1.2.2 Approach and achievements
In this thesis I propose a solution to handle the input and output of agent-based simulation models. The solution combines two aspects. The first deals with the status of the data, as a suitable solution should be able to manage empirical data gathered from the studied phenomenon or system as well as simulated data produced by simulations considered as in silico experiments on the same system. The second aspect concerns the use of a Business Intelligence (BI) solution envisaged as a system of data warehouse and analysis tools. A data warehouse includes a collection of data that supports decision-making processes (Inmon, 2005). Analysis tools may be data mining, statistical analysis, prediction analysis and so on. The services of a BI solution will help us to manage huge amount of historical data and make several analysis on such data.

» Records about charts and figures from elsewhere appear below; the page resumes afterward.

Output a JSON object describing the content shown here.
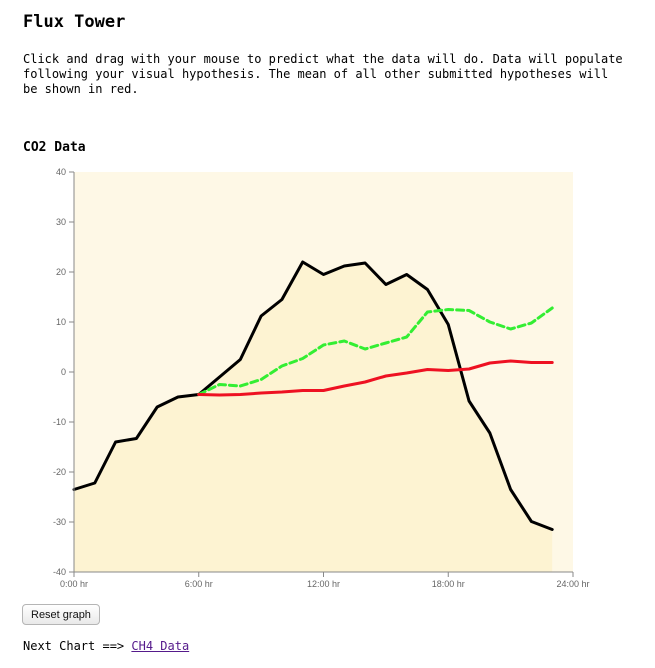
{
  "page": {
    "title": "Flux Tower",
    "instructions": "Click and drag with your mouse to predict what the data will do. Data will populate following your visual hypothesis. The mean of all other submitted hypotheses will be shown in red."
  },
  "chart_heading": "CO2 Data",
  "chart_data": {
    "type": "line",
    "title": "CO2 Data",
    "xlabel": "",
    "ylabel": "",
    "xlim": [
      0,
      24
    ],
    "ylim": [
      -40,
      40
    ],
    "x_ticks": [
      "0:00 hr",
      "6:00 hr",
      "12:00 hr",
      "18:00 hr",
      "24:00 hr"
    ],
    "y_ticks": [
      40,
      30,
      20,
      10,
      0,
      -10,
      -20,
      -30,
      -40
    ],
    "grid": false,
    "series": [
      {
        "role": "actual data",
        "color": "#000000",
        "style": "solid",
        "area_fill": "#fdf3d2",
        "x": [
          0,
          1,
          2,
          3,
          4,
          5,
          6,
          7,
          8,
          9,
          10,
          11,
          12,
          13,
          14,
          15,
          16,
          17,
          18,
          19,
          20,
          21,
          22,
          23
        ],
        "y": [
          -23.5,
          -22.2,
          -14.0,
          -13.3,
          -7.0,
          -5.0,
          -4.5,
          -1.0,
          2.5,
          11.2,
          14.5,
          22.0,
          19.5,
          21.2,
          21.8,
          17.5,
          19.5,
          16.5,
          9.5,
          -5.8,
          -12.2,
          -23.5,
          -29.9,
          -31.5
        ]
      },
      {
        "role": "your hypothesis",
        "color": "#33ee33",
        "style": "dashed",
        "x": [
          6,
          7,
          8,
          9,
          10,
          11,
          12,
          13,
          14,
          15,
          16,
          17,
          18,
          19,
          20,
          21,
          22,
          23
        ],
        "y": [
          -4.5,
          -2.5,
          -2.8,
          -1.5,
          1.2,
          2.7,
          5.4,
          6.2,
          4.6,
          5.8,
          7.0,
          12.0,
          12.5,
          12.3,
          10.0,
          8.6,
          9.8,
          12.8
        ]
      },
      {
        "role": "mean of other hypotheses",
        "color": "#ee1122",
        "style": "solid",
        "x": [
          6,
          7,
          8,
          9,
          10,
          11,
          12,
          13,
          14,
          15,
          16,
          17,
          18,
          19,
          20,
          21,
          22,
          23
        ],
        "y": [
          -4.5,
          -4.6,
          -4.5,
          -4.2,
          -4.0,
          -3.7,
          -3.7,
          -2.8,
          -2.0,
          -0.8,
          -0.2,
          0.5,
          0.3,
          0.6,
          1.8,
          2.2,
          1.9,
          1.9
        ]
      }
    ]
  },
  "controls": {
    "reset_label": "Reset graph",
    "next_prefix": "Next Chart ==>",
    "next_link": "CH4 Data"
  },
  "colors": {
    "plot_background": "#fef8e6"
  }
}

I planned to organize my research as follows:
First, I studied the current state of the art on the two aspects (multi-agent simulation platform and business intelligence solutions) and researched related works on the management and analysis of input/output data of simulation models. The contribution of this first step is the state the art of my research. It is the background knowledge for the next steps.
Secondly, I proposed a conceptual framework that can help us to manage the input and output of both the simulation models and analysis models; to aggregate the empirical data and simulated data, which can be used for calibration and validation. The result of the second step is an article concerning the global architecture of our combined framework of multi-agent simulation platform and BI solution.
Third, I implemented the logical framework on the GAMA platform and I also gave a use case that applies the framework in building the Brown Plant Hopper (BPH) Prediction model. The contribution of this step is an article to present the concrete implementation of the logical framework (step 2) on GAMA platform and an application of the framework.
Fourth, I applied the framework to the calibration and validation of a simulation model to demonstrate the benefits of the proposed framework. The result of this step is an article about the application of the proposed framework to calibrate and validate an agent-based simulation model.
1.3
Organization of the Document
The thesis is organized into the following six chapters:
Chapter 1: INTRODUCTION
This chapter presents the problematic of data management in agent-based simulation and the approach, which has been adopted to solve the research question. In addition, this chapter also presents the important notations and links between the chapters of the thesis as a theoretical framework for the reader.